Il n’aura échappé à personne que la démocratie représentative se trouve en crise. Faire preuve de créativité pour tenter de nouvelles formules n’est donc pas illogique. "De manière générale, la proposition d’Ecolo s’inscrit dans un débat qu’on voit depuis plusieurs années, celui sur la manière de redynamiser la démocratie. Il y a une attente pour redynamiser le débat démocratique. Et puis on n’avait jamais vu avant à ma connaissance une défaite électorale de l’ensemble des partis qui ont exercé une fonction exécutive lors de la législation sortante, sauf Défi", explique le politologue d’ULiège Pierre Vercauteren. On a enfin une balkanisation de l’électorat qui rend la constitution de coalitions plus délicate. Ca nécessite effectivement de lancer des hypothèses et faire preuve de créativité, rentrer des schémas classiques a montré beaucoup de limite". Un autre élément peut enfin jouer, selon le directeur du Crisp Jean Faniel : la recherche d’une cohérence idéologique. "C’est plus facile de mettre en concordance les programmes d’Ecolo et du PS que avec le MR. Et puis Paul Magnette a déjà pointé dans des interviews que, c’est quand on ne gouverne pas à gauche, que la social-démocratie se casse la figure', indique-t-il.

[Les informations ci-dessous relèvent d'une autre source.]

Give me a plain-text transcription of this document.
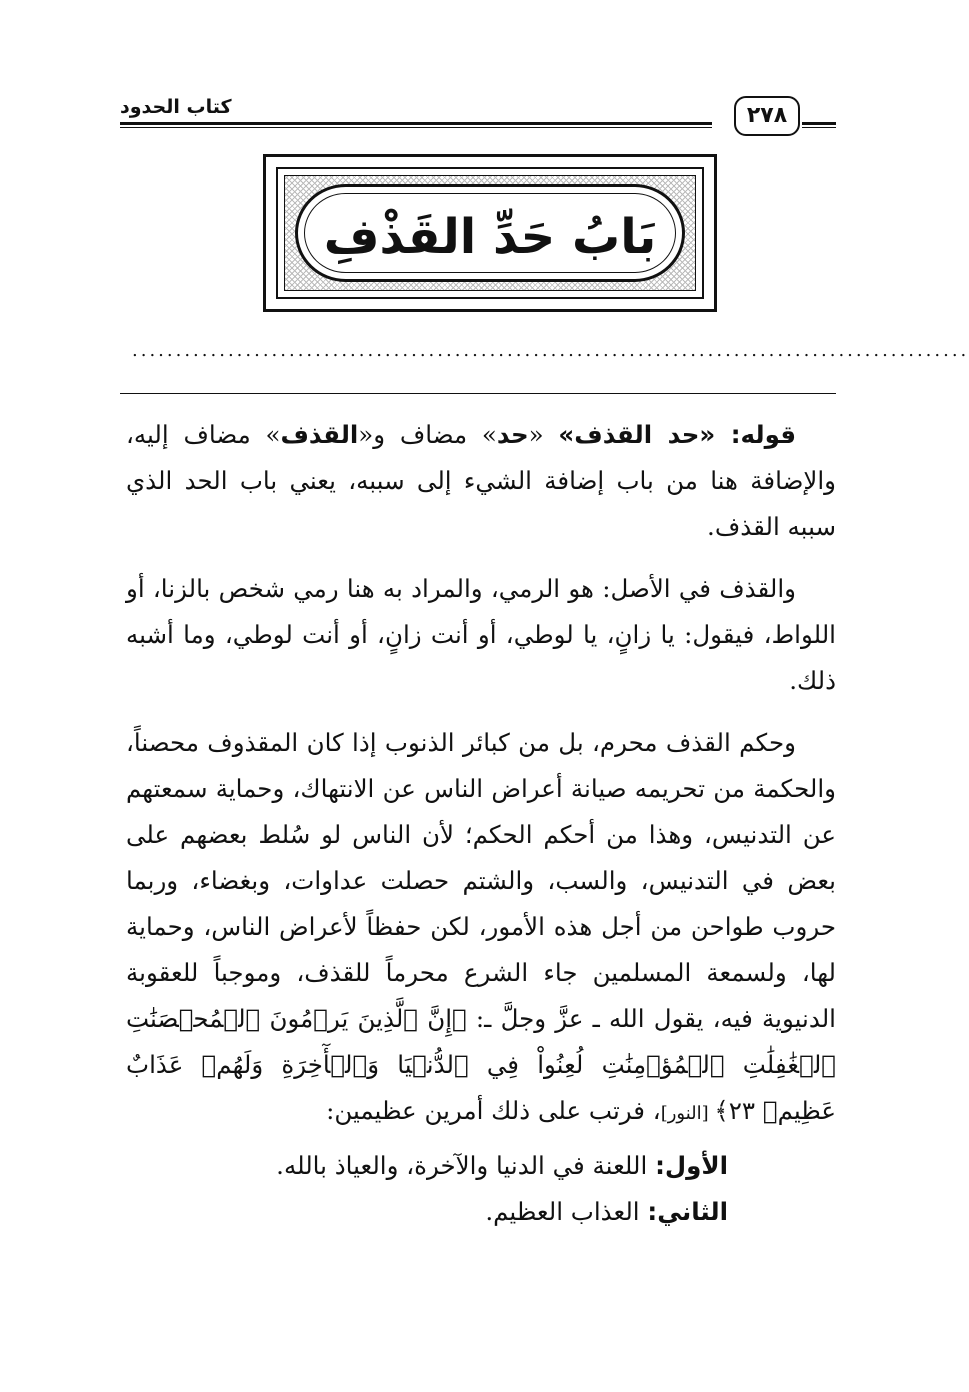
كتاب الحدود	٢٧٨
بَابُ حَدِّ القَذْفِ
................................................................................................

قوله: «حد القذف» «حد» مضاف و«القذف» مضاف إليه، والإضافة هنا من باب إضافة الشيء إلى سببه، يعني باب الحد الذي سببه القذف.

والقذف في الأصل: هو الرمي، والمراد به هنا رمي شخص بالزنا، أو اللواط، فيقول: يا زانٍ، يا لوطي، أو أنت زانٍ، أو أنت لوطي، وما أشبه ذلك.

وحكم القذف محرم، بل من كبائر الذنوب إذا كان المقذوف محصناً، والحكمة من تحريمه صيانة أعراض الناس عن الانتهاك، وحماية سمعتهم عن التدنيس، وهذا من أحكم الحكم؛ لأن الناس لو سُلط بعضهم على بعض في التدنيس، والسب، والشتم حصلت عداوات، وبغضاء، وربما حروب طواحن من أجل هذه الأمور، لكن حفظاً لأعراض الناس، وحماية لها، ولسمعة المسلمين جاء الشرع محرماً للقذف، وموجباً للعقوبة الدنيوية فيه، يقول الله ـ عزَّ وجلَّ ـ: ﴿إِنَّ ٱلَّذِينَ يَرۡمُونَ ٱلۡمُحۡصَنَٰتِ ٱلۡغَٰفِلَٰتِ ٱلۡمُؤۡمِنَٰتِ لُعِنُواْ فِي ٱلدُّنۡيَا وَٱلۡأٓخِرَةِ وَلَهُمۡ عَذَابٌ عَظِيمٞ ٢٣﴾ [النور]، فرتب على ذلك أمرين عظيمين:

الأول: اللعنة في الدنيا والآخرة، والعياذ بالله.

الثاني: العذاب العظيم.
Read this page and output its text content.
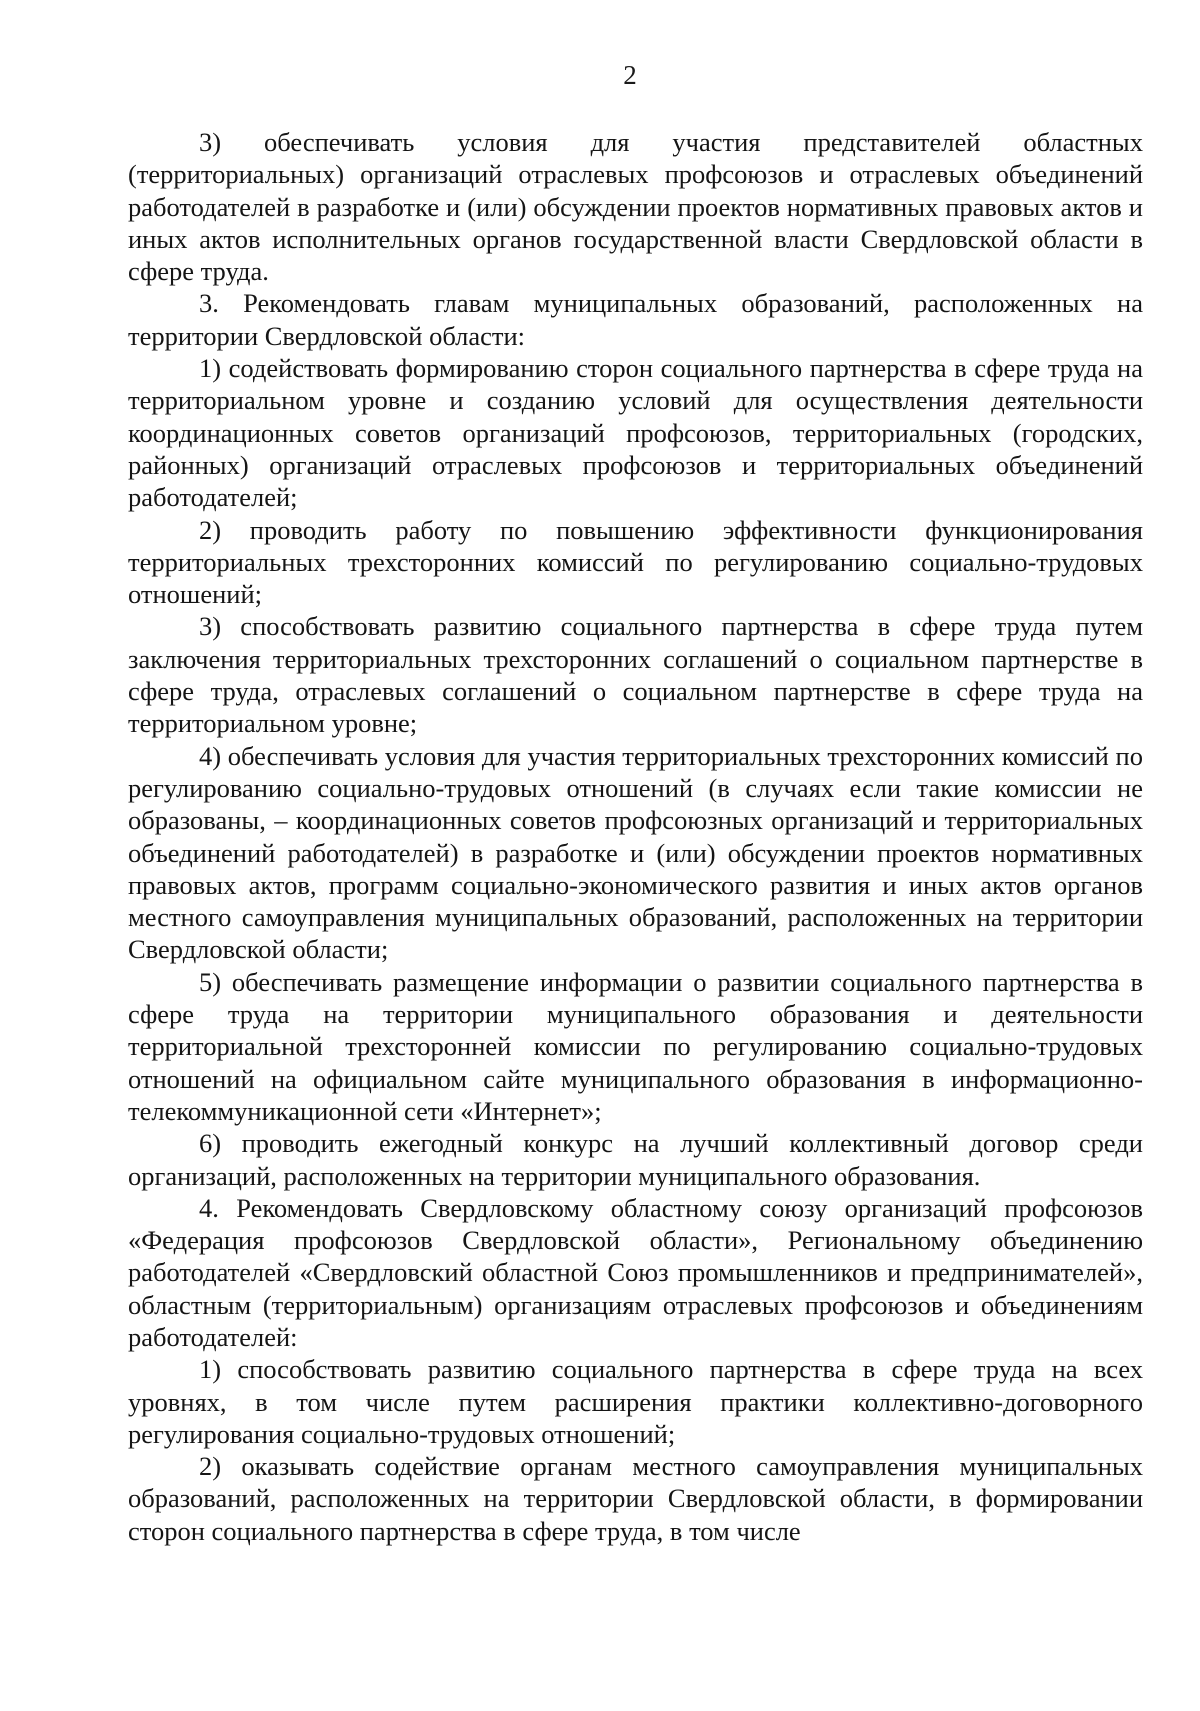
2

3) обеспечивать условия для участия представителей областных (территориальных) организаций отраслевых профсоюзов и отраслевых объединений работодателей в разработке и (или) обсуждении проектов нормативных правовых актов и иных актов исполнительных органов государственной власти Свердловской области в сфере труда.

3. Рекомендовать главам муниципальных образований, расположенных на территории Свердловской области:

1) содействовать формированию сторон социального партнерства в сфере труда на территориальном уровне и созданию условий для осуществления деятельности координационных советов организаций профсоюзов, территориальных (городских, районных) организаций отраслевых профсоюзов и территориальных объединений работодателей;

2) проводить работу по повышению эффективности функционирования территориальных трехсторонних комиссий по регулированию социально-трудовых отношений;

3) способствовать развитию социального партнерства в сфере труда путем заключения территориальных трехсторонних соглашений о социальном партнерстве в сфере труда, отраслевых соглашений о социальном партнерстве в сфере труда на территориальном уровне;

4) обеспечивать условия для участия территориальных трехсторонних комиссий по регулированию социально-трудовых отношений (в случаях если такие комиссии не образованы, – координационных советов профсоюзных организаций и территориальных объединений работодателей) в разработке и (или) обсуждении проектов нормативных правовых актов, программ социально-экономического развития и иных актов органов местного самоуправления муниципальных образований, расположенных на территории Свердловской области;

5) обеспечивать размещение информации о развитии социального партнерства в сфере труда на территории муниципального образования и деятельности территориальной трехсторонней комиссии по регулированию социально-трудовых отношений на официальном сайте муниципального образования в информационно-телекоммуникационной сети «Интернет»;

6) проводить ежегодный конкурс на лучший коллективный договор среди организаций, расположенных на территории муниципального образования.

4. Рекомендовать Свердловскому областному союзу организаций профсоюзов «Федерация профсоюзов Свердловской области», Региональному объединению работодателей «Свердловский областной Союз промышленников и предпринимателей», областным (территориальным) организациям отраслевых профсоюзов и объединениям работодателей:

1) способствовать развитию социального партнерства в сфере труда на всех уровнях, в том числе путем расширения практики коллективно-договорного регулирования социально-трудовых отношений;

2) оказывать содействие органам местного самоуправления муниципальных образований, расположенных на территории Свердловской области, в формировании сторон социального партнерства в сфере труда, в том числе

Une société civile ? Oui, mais laquelle ?

Des personnalités de la société civile qui viennent en renfort au gouvernement fédéral? L’hypothèse s’avère plausible. Elle ramène aussi à ce besoin de réoxygénisation du système démocratique actuel. Même si elle ne voyait pas le jour finalement durant cette législature, la proposition a déjà le mérite de nourrir le débat. "L’idée d’un tirage au sort pour élire des élus émise par le parti Agora s’inscrit aussi dans la tendance d’une volonté de faire les choses autrement. Des personnalités de la société civile ministres sans être membres d’un parti, c’est aussi arrivé dans un passé récent. C’est par exemple le cas de Marie-Dominique Simonet ou d'Antoine Duquesne, qui n’étaient pas encore membre de l’ex-PSC ou du MR avant leur mandat. Mais souvent, ici en Belgique, ces personnalités rentrent généralement ensuite dans le circuit politique. En France c’est un peu différent, il y a eu récemment Nicolas Hulot et Luc Ferry", explique Pierre Vercauteren. "Il faudrait aussi s’entendre sur ce qu’est un représentant de la société civile. Qui le désigne et sur quels critères?"

BelgaCommunication ou sincérité

Le PS et Ecolo sont-ils sincères avec leurs propositions de coalition minoritaire wallonne ? Ou bien s’agit-il seulement pour le premier de montrer à sa base qu'il  a tout fait pour mouiller le PTB et pour le second qu'il a tenté l’impossible pour éviter une inconfortable tripartite avec le PS-MR ? Sans doute un peu des deux, mais on ne doit surtout pas exclure une partie de sincérité, insiste Jean Faniel." On a l’impression que du côté du PS et d'Ecolo, on essaie de tout faire pour ne pas aller rechercher le MR. Avec leurs propositions, on peut se dire que quelque chose est en train de changer. On envisage des gouvernements minoritaires, ce qui n’est absolument pas la pratique en Belgique", explique le politologue. "Il y eu le gouvernement Michel II qui a ouvert une voie, puis Borsus maintenant en Wallonie. Sans compter le développement de gouvernements minoritaires ailleurs en Europe. Au fédéral, ce n’est même plus possible pour les six partis traditionnels d’avoir ensemble la majorité". Oui, il y a donc bien sûr une part de communication dans le chef des deux partis de gauche. On le voit : les élections sont encore récentes et tous les acteurs politiques se positionnent et font monter les enchères. Mais pas uniquement. Il s’agit aussi au moins en partie de lancer des ballons d’essai et de tenter d'explorer des nouvelles manières de faire de la politique.